Throttling issue on Cosmos DB sink

codingbandit opened this issue · 2 comments

Ingesting JSON data quickly (Azure VM to Cosmos DB) is causing throughput issues even with the retry policy. There are silent failures as not all data is being ingested. Unable to reproduce locally using the debugger due to the added latency.

Bumping to 2000 RU solved the issue (Default 1000) of the missing data.

JSON Source: https://cosmosdbcosmicworks.blob.core.windows.net/cosmic-works-small/customer.json

Configuration:

{
  "Source": "JSON",
  "Sink": "Cosmos-nosql",
  "Operations": [
    {
      "SourceSettings": {
        "FilePath": "https://cosmosdbcosmicworks.blob.core.windows.net/cosmic-works-small/product.json"
      },
      "SinkSettings": {
        "ConnectionString": "{{cosmosConnectionString}}",
        "Database":"database",
        "Container":"product",
        "PartitionKeyPath":"/categoryId",
        "RecreateContainer": false,
        "BatchSize": 100,
        "ConnectionMode": "Gateway",
        "MaxRetryCount": 5,
        "InitialRetryDurationMs": 200,
        "CreatedContainerMaxThroughput": 1000,
        "UseAutoscaleForCreatedContainer": true,
        "WriteMode": "InsertStream",
        "IsServerlessAccount": false
        }
    },
    {
      "SourceSettings": {
        "FilePath": "https://cosmosdbcosmicworks.blob.core.windows.net/cosmic-works-small/customer.json"
      },
      "SinkSettings": {
        "ConnectionString": "{{cosmosConnectionString}}",
        "Database":"database",
        "Container":"customer",
        "PartitionKeyPath":"/customerId",
        "RecreateContainer": false,
        "BatchSize": 100,
        "ConnectionMode": "Gateway",
        "MaxRetryCount": 5,
        "InitialRetryDurationMs": 200,
        "CreatedContainerMaxThroughput": 1000,
        "UseAutoscaleForCreatedContainer": true,
        "WriteMode": "InsertStream",
        "IsServerlessAccount": false
        }
    }
  ]
}

Test to see if all 'customer' type records are ingested. Expecting 100 with this query:
select count(1) FROM c where c.type='customer'

Ran into this exact issue this week. Missed a lot of records when being throttled :(

Luckily re-running the sync (with Insert/InsertStream) and I increased the retry count + wait time we eventually got all records copied over.

@bowencode your PR would be very handy to see how much was missed, but is there any other guidance that could help reduce this problem?
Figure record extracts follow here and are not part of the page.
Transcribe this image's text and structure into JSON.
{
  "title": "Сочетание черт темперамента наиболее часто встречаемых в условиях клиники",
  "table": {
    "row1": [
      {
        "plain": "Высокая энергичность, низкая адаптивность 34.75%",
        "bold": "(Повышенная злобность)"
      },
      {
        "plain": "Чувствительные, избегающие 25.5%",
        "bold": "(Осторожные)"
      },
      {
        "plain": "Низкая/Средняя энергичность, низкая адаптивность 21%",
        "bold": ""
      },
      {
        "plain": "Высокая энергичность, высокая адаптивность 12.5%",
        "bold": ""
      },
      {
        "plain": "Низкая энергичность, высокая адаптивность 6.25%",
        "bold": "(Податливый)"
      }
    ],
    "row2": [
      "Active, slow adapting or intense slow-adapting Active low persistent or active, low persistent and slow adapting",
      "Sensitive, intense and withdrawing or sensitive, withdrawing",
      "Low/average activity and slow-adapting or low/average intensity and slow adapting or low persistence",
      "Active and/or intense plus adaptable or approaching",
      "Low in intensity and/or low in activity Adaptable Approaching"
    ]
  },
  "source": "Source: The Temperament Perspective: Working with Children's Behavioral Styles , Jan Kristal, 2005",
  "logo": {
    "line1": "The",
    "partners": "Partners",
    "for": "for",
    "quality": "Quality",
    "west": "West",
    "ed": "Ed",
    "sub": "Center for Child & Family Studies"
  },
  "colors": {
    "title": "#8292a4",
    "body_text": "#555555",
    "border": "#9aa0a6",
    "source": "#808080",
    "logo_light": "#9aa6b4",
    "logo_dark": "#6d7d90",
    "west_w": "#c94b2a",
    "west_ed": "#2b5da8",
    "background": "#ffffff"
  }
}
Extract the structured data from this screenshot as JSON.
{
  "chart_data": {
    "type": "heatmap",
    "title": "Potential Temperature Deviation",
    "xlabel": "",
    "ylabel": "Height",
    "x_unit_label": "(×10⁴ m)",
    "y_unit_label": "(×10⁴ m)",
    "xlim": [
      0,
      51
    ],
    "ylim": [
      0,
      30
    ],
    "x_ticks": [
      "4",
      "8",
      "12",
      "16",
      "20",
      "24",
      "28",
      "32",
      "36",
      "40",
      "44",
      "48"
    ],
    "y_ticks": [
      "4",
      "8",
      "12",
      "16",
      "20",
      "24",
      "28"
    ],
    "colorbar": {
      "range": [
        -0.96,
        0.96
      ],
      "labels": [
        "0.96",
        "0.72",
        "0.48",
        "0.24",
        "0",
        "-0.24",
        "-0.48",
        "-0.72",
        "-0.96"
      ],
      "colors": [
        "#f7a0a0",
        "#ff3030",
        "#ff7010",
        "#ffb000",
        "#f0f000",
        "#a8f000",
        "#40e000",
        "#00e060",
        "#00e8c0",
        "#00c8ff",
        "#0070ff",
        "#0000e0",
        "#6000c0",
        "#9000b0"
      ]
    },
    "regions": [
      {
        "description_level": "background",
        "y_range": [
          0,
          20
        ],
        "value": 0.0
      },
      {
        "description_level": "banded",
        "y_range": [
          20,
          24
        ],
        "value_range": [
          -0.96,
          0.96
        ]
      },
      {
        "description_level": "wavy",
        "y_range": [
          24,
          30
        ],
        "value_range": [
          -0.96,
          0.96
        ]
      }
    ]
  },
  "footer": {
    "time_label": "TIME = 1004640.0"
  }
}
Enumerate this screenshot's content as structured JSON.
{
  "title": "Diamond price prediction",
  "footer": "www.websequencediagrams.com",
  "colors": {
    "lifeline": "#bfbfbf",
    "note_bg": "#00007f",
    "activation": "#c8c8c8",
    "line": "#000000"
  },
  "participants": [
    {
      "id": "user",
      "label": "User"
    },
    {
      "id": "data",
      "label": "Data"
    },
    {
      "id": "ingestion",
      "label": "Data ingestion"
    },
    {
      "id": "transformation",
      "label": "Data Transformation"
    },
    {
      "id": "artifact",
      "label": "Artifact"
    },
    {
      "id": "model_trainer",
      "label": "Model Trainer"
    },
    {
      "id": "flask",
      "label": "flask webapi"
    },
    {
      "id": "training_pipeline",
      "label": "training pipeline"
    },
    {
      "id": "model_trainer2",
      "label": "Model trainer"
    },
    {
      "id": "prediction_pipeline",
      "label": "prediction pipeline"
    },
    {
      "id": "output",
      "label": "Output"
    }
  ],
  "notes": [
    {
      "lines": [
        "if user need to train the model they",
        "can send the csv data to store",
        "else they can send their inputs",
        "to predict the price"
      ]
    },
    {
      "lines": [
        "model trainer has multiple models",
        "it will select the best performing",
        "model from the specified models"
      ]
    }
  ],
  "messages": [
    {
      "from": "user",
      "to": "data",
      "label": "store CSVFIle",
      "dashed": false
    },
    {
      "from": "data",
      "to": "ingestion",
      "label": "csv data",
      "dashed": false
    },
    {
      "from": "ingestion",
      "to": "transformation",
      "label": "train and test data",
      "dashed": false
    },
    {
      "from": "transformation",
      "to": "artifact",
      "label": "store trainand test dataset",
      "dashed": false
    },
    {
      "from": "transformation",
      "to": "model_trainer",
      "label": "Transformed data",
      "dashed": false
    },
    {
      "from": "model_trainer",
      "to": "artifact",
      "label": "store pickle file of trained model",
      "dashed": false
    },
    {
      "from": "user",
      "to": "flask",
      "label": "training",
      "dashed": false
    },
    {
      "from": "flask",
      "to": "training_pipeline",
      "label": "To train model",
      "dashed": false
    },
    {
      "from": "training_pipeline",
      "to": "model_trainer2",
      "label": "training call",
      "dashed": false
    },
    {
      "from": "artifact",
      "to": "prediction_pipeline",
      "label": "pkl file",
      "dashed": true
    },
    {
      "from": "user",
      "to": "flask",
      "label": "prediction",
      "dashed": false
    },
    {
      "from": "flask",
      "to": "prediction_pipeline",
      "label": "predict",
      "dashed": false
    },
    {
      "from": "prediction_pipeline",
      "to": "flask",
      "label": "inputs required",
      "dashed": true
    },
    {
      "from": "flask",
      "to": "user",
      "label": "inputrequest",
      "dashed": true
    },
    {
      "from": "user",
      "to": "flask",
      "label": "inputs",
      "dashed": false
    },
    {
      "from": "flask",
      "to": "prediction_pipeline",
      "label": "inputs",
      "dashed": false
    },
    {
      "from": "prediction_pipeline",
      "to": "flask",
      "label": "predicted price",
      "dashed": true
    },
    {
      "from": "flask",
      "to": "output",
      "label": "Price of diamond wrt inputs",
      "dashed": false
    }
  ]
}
In general there are a lot of variables so it's hard to specify numbers that will always work. If you assume that the input data can be read infinitely fast then no matter how high the throughput is on the output side there will be failed requests at some point. This is mitigated by the fact that records are written serially and retried before following records are written.

This means that even with very low RU settings, increasing the retry count and duration will eventually allow all records to transfer. The tradeoff is the decrease in performance that may be unacceptable for other scenarios so it's a balance for what defaults values should be. Accurately reporting failures should at least allow jobs without sufficient bandwidth to provide clear notification of the problem.